Ils gagneront aussi le bus d’acier (Grand prix du rock français qui
hélas N’existe plus !) qu’ils refuseront en faisant
un doigt d’honneur au jury. Mais leur état d’ébriété avancé et le fait d'avoir fumé
des cigarettes "qui font rirent" étaient en cause. Après la fin officielle
du groupe en 2006, Loran rejoindra le duo de sonneurs Eric
Gorce et Richard Bévillon, Maurice
Jouanno dit «Momo»
au chant, un professeur de langue bretonne qu’ils débaucheront pour partir
ramoner les menhirs sur les routes d’Armorique, de France et d’Europe.
Louise Ebrel et Loran |
Pour la majorité des gens, la définition, ou plutôt le concept du rock celtique
était le quatuor guitare électrique, basse, batterie
et chanteur auxquels on allouait des instruments traditionnels comme la
cornemuse et la bombarde, ajouts qui ne servaient qu’à enjoliver les morceaux pour en garder la
structure celtique. Avec les Ramoneurs,
la guitare sera remisée au second plan à une simple fonction rythmique pour
laisser la part belle à la bombarde et au biniou. Même si les morceaux sonnent
très «hard punk», la teinte celtique reste très prononcée, à la
différence des Suédois de Sir Reg ou les Toulousains de Booze
Brothers qui font un punk traditionnel Irlandais qui
rappellerait plutôt les Pogues.
Créé en 2006, les Ramoneurs de Menhirs choisissent ce nom pour faire voir leurs état d’esprit de rébellion, ramoner un menhir :
c’est se battre contre l’église qui s’est acharné à vouloir détruire la culture
bretonne. Leur premier album «Dañs an Diaoul» (La
danse du diable) sort en 2007. Même si la majorité de l’album
est constituée de reprises à la sauce ramoneur, on peut aussi y trouver quelques
compositions originales comme «Nomades»
ou «Captain Kirk». Ils
inviteront Louise Ebrel la
fille d’Eugénie Goadec
«Tanie» une des trois sœurs
Goadec. Amie avec les deux sonneurs du groupe, elle apparaîtra
sur les trois albums produits où elle chantera deux ou trois titres. Elle
les accompagnera aussi en concert et dans certains festivals où certains la
surnomment « Louise Attaque» parce qu’elle «Envoie de
l’air». Ce premier opus celto-punk sera un succès et se vendra à 20.000
exemplaires. C’est le début des tournées en Europe et des festivals comme
l’Interceltique de Lorient et les Vieilles Charrues de Carhaix.

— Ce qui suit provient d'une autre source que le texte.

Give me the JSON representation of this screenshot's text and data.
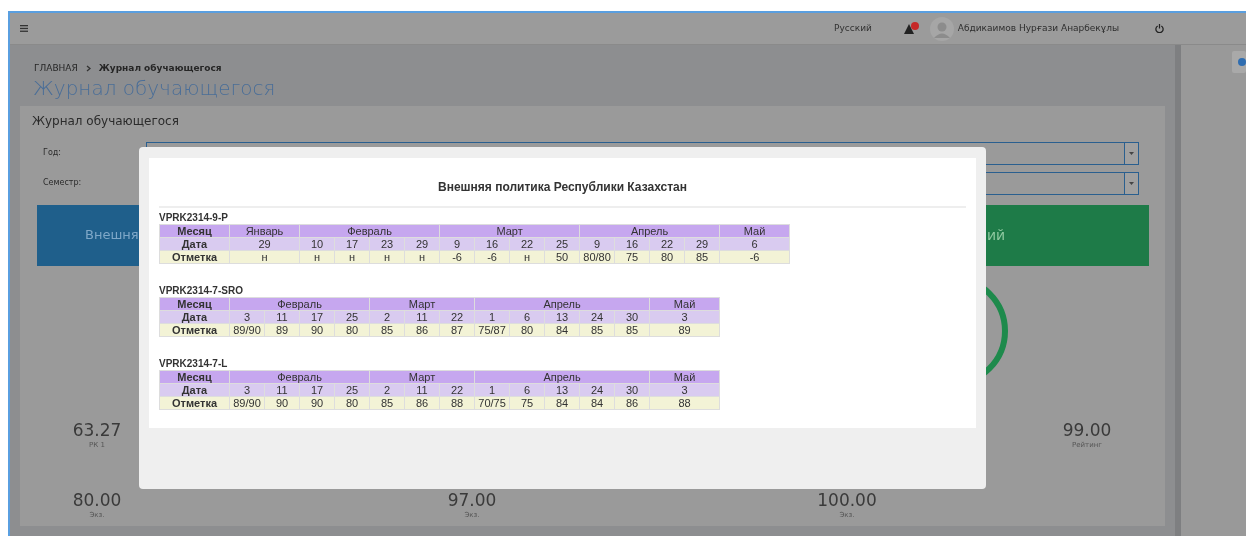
{
  "navbar": {
    "language": "Русский",
    "user_name": "Абдикаимов Нурғази Анарбекұлы"
  },
  "breadcrumb": [
    "ГЛАВНАЯ",
    "Журнал обучающегося"
  ],
  "page_title": "Журнал обучающегося",
  "panel": {
    "title": "Журнал обучающегося",
    "filters": [
      {
        "label": "Год:"
      },
      {
        "label": "Семестр:"
      }
    ],
    "columns": [
      {
        "kind": "blue",
        "card_title": "Внешня",
        "rows": [
          {
            "cells": [
              {
                "value": "63.27",
                "label": "РК 1"
              }
            ]
          },
          {
            "cells": [
              {
                "value": "80.00",
                "label": "Экз."
              }
            ]
          }
        ]
      },
      {
        "kind": "none",
        "rows": [
          {
            "cells": [
              {
                "value": "97.00",
                "label": "Экз."
              }
            ]
          }
        ]
      },
      {
        "kind": "green",
        "card_title": "ий",
        "rows": [
          {
            "cells": [
              {
                "value": "99.00",
                "label": "Рейтинг"
              }
            ]
          },
          {
            "cells": [
              {
                "value": "100.00",
                "label": "Экз."
              }
            ]
          }
        ]
      }
    ]
  },
  "modal": {
    "title": "Внешняя политика Республики Казахстан",
    "journals": [
      {
        "code": "VPRK2314-9-P",
        "row_labels": [
          "Месяц",
          "Дата",
          "Отметка"
        ],
        "months": [
          {
            "name": "Январь",
            "entries": [
              {
                "date": "29",
                "mark": "н"
              }
            ]
          },
          {
            "name": "Февраль",
            "entries": [
              {
                "date": "10",
                "mark": "н"
              },
              {
                "date": "17",
                "mark": "н"
              },
              {
                "date": "23",
                "mark": "н"
              },
              {
                "date": "29",
                "mark": "н"
              }
            ]
          },
          {
            "name": "Март",
            "entries": [
              {
                "date": "9",
                "mark": "-6"
              },
              {
                "date": "16",
                "mark": "-6"
              },
              {
                "date": "22",
                "mark": "н"
              },
              {
                "date": "25",
                "mark": "50"
              }
            ]
          },
          {
            "name": "Апрель",
            "entries": [
              {
                "date": "9",
                "mark": "80/80"
              },
              {
                "date": "16",
                "mark": "75"
              },
              {
                "date": "22",
                "mark": "80"
              },
              {
                "date": "29",
                "mark": "85"
              }
            ]
          },
          {
            "name": "Май",
            "entries": [
              {
                "date": "6",
                "mark": "-6"
              }
            ]
          }
        ]
      },
      {
        "code": "VPRK2314-7-SRO",
        "row_labels": [
          "Месяц",
          "Дата",
          "Отметка"
        ],
        "months": [
          {
            "name": "Февраль",
            "entries": [
              {
                "date": "3",
                "mark": "89/90"
              },
              {
                "date": "11",
                "mark": "89"
              },
              {
                "date": "17",
                "mark": "90"
              },
              {
                "date": "25",
                "mark": "80"
              }
            ]
          },
          {
            "name": "Март",
            "entries": [
              {
                "date": "2",
                "mark": "85"
              },
              {
                "date": "11",
                "mark": "86"
              },
              {
                "date": "22",
                "mark": "87"
              }
            ]
          },
          {
            "name": "Апрель",
            "entries": [
              {
                "date": "1",
                "mark": "75/87"
              },
              {
                "date": "6",
                "mark": "80"
              },
              {
                "date": "13",
                "mark": "84"
              },
              {
                "date": "24",
                "mark": "85"
              },
              {
                "date": "30",
                "mark": "85"
              }
            ]
          },
          {
            "name": "Май",
            "entries": [
              {
                "date": "3",
                "mark": "89"
              }
            ]
          }
        ]
      },
      {
        "code": "VPRK2314-7-L",
        "row_labels": [
          "Месяц",
          "Дата",
          "Отметка"
        ],
        "months": [
          {
            "name": "Февраль",
            "entries": [
              {
                "date": "3",
                "mark": "89/90"
              },
              {
                "date": "11",
                "mark": "90"
              },
              {
                "date": "17",
                "mark": "90"
              },
              {
                "date": "25",
                "mark": "80"
              }
            ]
          },
          {
            "name": "Март",
            "entries": [
              {
                "date": "2",
                "mark": "85"
              },
              {
                "date": "11",
                "mark": "86"
              },
              {
                "date": "22",
                "mark": "88"
              }
            ]
          },
          {
            "name": "Апрель",
            "entries": [
              {
                "date": "1",
                "mark": "70/75"
              },
              {
                "date": "6",
                "mark": "75"
              },
              {
                "date": "13",
                "mark": "84"
              },
              {
                "date": "24",
                "mark": "84"
              },
              {
                "date": "30",
                "mark": "86"
              }
            ]
          },
          {
            "name": "Май",
            "entries": [
              {
                "date": "3",
                "mark": "88"
              }
            ]
          }
        ]
      }
    ]
  }
}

En 2010, ils sortent «Amzer
An Dispac’h» (Le temps de la révolte). Un
brûlot où le groupe se fait porte-parole des minorités quelques soient leurs
cultures régionales. Toujours des reprises comme «La
Blanche Hermine» de Gilles
Servat ou «If the Kids Are United»
du groupe punk anglais des années 80 Sham 69.
Les ramoneurs savent aussi surprendre : «Marijanig»,
un pamphlet en faveur de la dépénalisation du cannabis qui commence avec un
fond sonore façon reggae avec ensuite un duo entre Maurice
Jouanno et Louise Ebrel qui
va en envoyer grave et toujours une guitare rageuse qui donne
envie de pogoter sur un An-dro. Un album irréprochable où l’enthousiasme
musical du groupe ne laisse pas indifférent.
Il faudra attendre 2014 pour les
revoir avec un nouvel enregistrement. La composition du groupe a légèrement
changé, Maurice Jouanno et
sa voix monocorde et irritante a laissé sa place au micro à Gwenaël
Kere et la différence va se faire sentir. «Tan
Ar Bobl» (Le feu du peuple) et
ses 11 titres avec la voix de Gwenäel prennent un air plus bretonnant,
comme si le Kan Ha Diskan entrait dans la culture punk. Une petite surprise
dans ce disque, deux reprises des Bérurier Noir : «Makhnovtchina»
et «Ibrahim».
Et toujours à 82 ans la présence d’une «Mamie», Louise Ebrel qui
pète la forme. Un très bon album qui en plus se pare d’une magnifique
pochette.
Les ramoneurs de Menhirs, le live
Vendredi 18 mars, retour dans la petite salle du
Rack’ Am ou j’avais pu voir 5 mois auparavant Radio
Elvis. Ce soir à l’affiche : Begarsound, groupe
de punk-rock formé en 2002 et qui, après avoir tourné énormément,
publiera deux albums «Attendre c’est mourir»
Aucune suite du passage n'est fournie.